Let's look at a path in the space of rotations: $$ c(t) = \pmatrix{\cos t & -\sin t & 0 \\ \sin t & \cos t & 0 \\ 0 & 0 & 1}. $$ Note that for any rotation $R$, we have $R^TR = I$. We'll come back to that.

Anyhow, let's look at $c'(0)$, the tangent to $c$ as it passes through the identity matrix. It's

$$ c'(0) = \left. \pmatrix{-\sin t & -\cos t & 0 \\ \cos t & -\sin t & 0 \\ 0 & 0 & 0}\right|_{t = 0} = \pmatrix{0 & -1 & 0 \\ 1 & 0 & 0 \\ 0 & 0 & 0}. $$ Now points on $c$ near $c(0)$ are (using the Taylor series) of the form $$ c(h) \approx c(0) + c'(0) h $$ The entries of this are $\delta_{ij} + h m_{ij}$, where $M = c'(0)$ is the skew-symmetric matrix I just wrote down.

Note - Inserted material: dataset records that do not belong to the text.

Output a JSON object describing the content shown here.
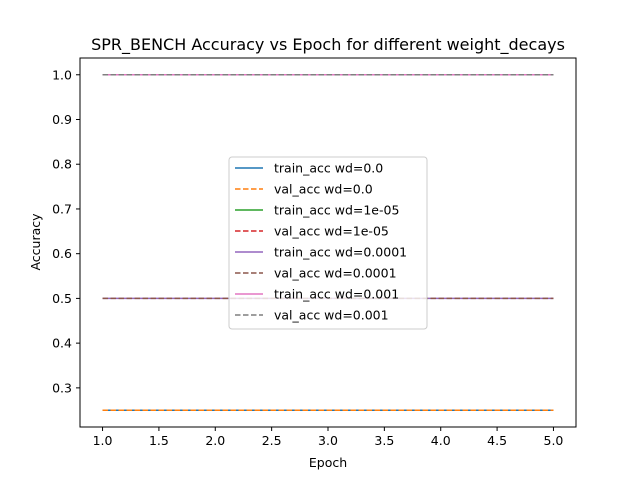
{
  "chart_data": {
    "type": "line",
    "title": "SPR_BENCH Accuracy vs Epoch for different weight_decays",
    "xlabel": "Epoch",
    "ylabel": "Accuracy",
    "xlim": [
      0.8,
      5.2
    ],
    "ylim": [
      0.2125,
      1.0375
    ],
    "xticks": [
      "1.0",
      "1.5",
      "2.0",
      "2.5",
      "3.0",
      "3.5",
      "4.0",
      "4.5",
      "5.0"
    ],
    "yticks": [
      "0.3",
      "0.4",
      "0.5",
      "0.6",
      "0.7",
      "0.8",
      "0.9",
      "1.0"
    ],
    "grid": false,
    "legend_position": "center",
    "x": [
      1,
      2,
      3,
      4,
      5
    ],
    "series": [
      {
        "name": "train_acc wd=0.0",
        "values": [
          0.25,
          0.25,
          0.25,
          0.25,
          0.25
        ],
        "color": "#1f77b4",
        "dash": "solid"
      },
      {
        "name": "val_acc wd=0.0",
        "values": [
          0.25,
          0.25,
          0.25,
          0.25,
          0.25
        ],
        "color": "#ff7f0e",
        "dash": "dashed"
      },
      {
        "name": "train_acc wd=1e-05",
        "values": [
          1.0,
          1.0,
          1.0,
          1.0,
          1.0
        ],
        "color": "#2ca02c",
        "dash": "solid"
      },
      {
        "name": "val_acc wd=1e-05",
        "values": [
          1.0,
          1.0,
          1.0,
          1.0,
          1.0
        ],
        "color": "#d62728",
        "dash": "dashed"
      },
      {
        "name": "train_acc wd=0.0001",
        "values": [
          0.5,
          0.5,
          0.5,
          0.5,
          0.5
        ],
        "color": "#9467bd",
        "dash": "solid"
      },
      {
        "name": "val_acc wd=0.0001",
        "values": [
          0.5,
          0.5,
          0.5,
          0.5,
          0.5
        ],
        "color": "#8c564b",
        "dash": "dashed"
      },
      {
        "name": "train_acc wd=0.001",
        "values": [
          1.0,
          1.0,
          1.0,
          1.0,
          1.0
        ],
        "color": "#e377c2",
        "dash": "solid"
      },
      {
        "name": "val_acc wd=0.001",
        "values": [
          1.0,
          1.0,
          1.0,
          1.0,
          1.0
        ],
        "color": "#7f7f7f",
        "dash": "dashed"
      }
    ]
  }
}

In short:rotations about $z$ near the origin look like $I + \epsilon M$, and $M$ is skew-symmetric.

What if $c$ is some more generaal path through the identity, but still in the rotation group?

Then $$ c(t)^T c(t) = I $$ for all $t$, and differentiating both sides gives $$ c'(t)^T c(t) + c(t)^T c'(t) = 0 $$ Evaluating this at $t = 0$ (supposing that $c$ still passes through the identity matrix at time $0$), we get $$ c'(0)^T + c'(0) = 0 $$ or $$ c'(0)^T = -c'(0), $$ so just as before, $M = c'(0)$ is skew-symmetric, and the remainder of the argument carries through.

$\require{enclose} \def\e{\varepsilon}$ The defining equation for a rotation matrix is the orthogonality condition $$I=R^TR$$ Add a tiny perturbation to the identity matrix, then enforce the orthogonality condition. $$\eqalign{ I &= (I+\e W)^T(I+\e W) \\ I &= I + \e W + \e W^T + (\enclose{horizontalstrike}{\e^2W^TW}) \\ 0 &= \e W + \e W^T \\ W &= -W^T \\ }$$ Conclusion:   A skew-symmetric perturbation of the identity matrix yields a rotation matrix.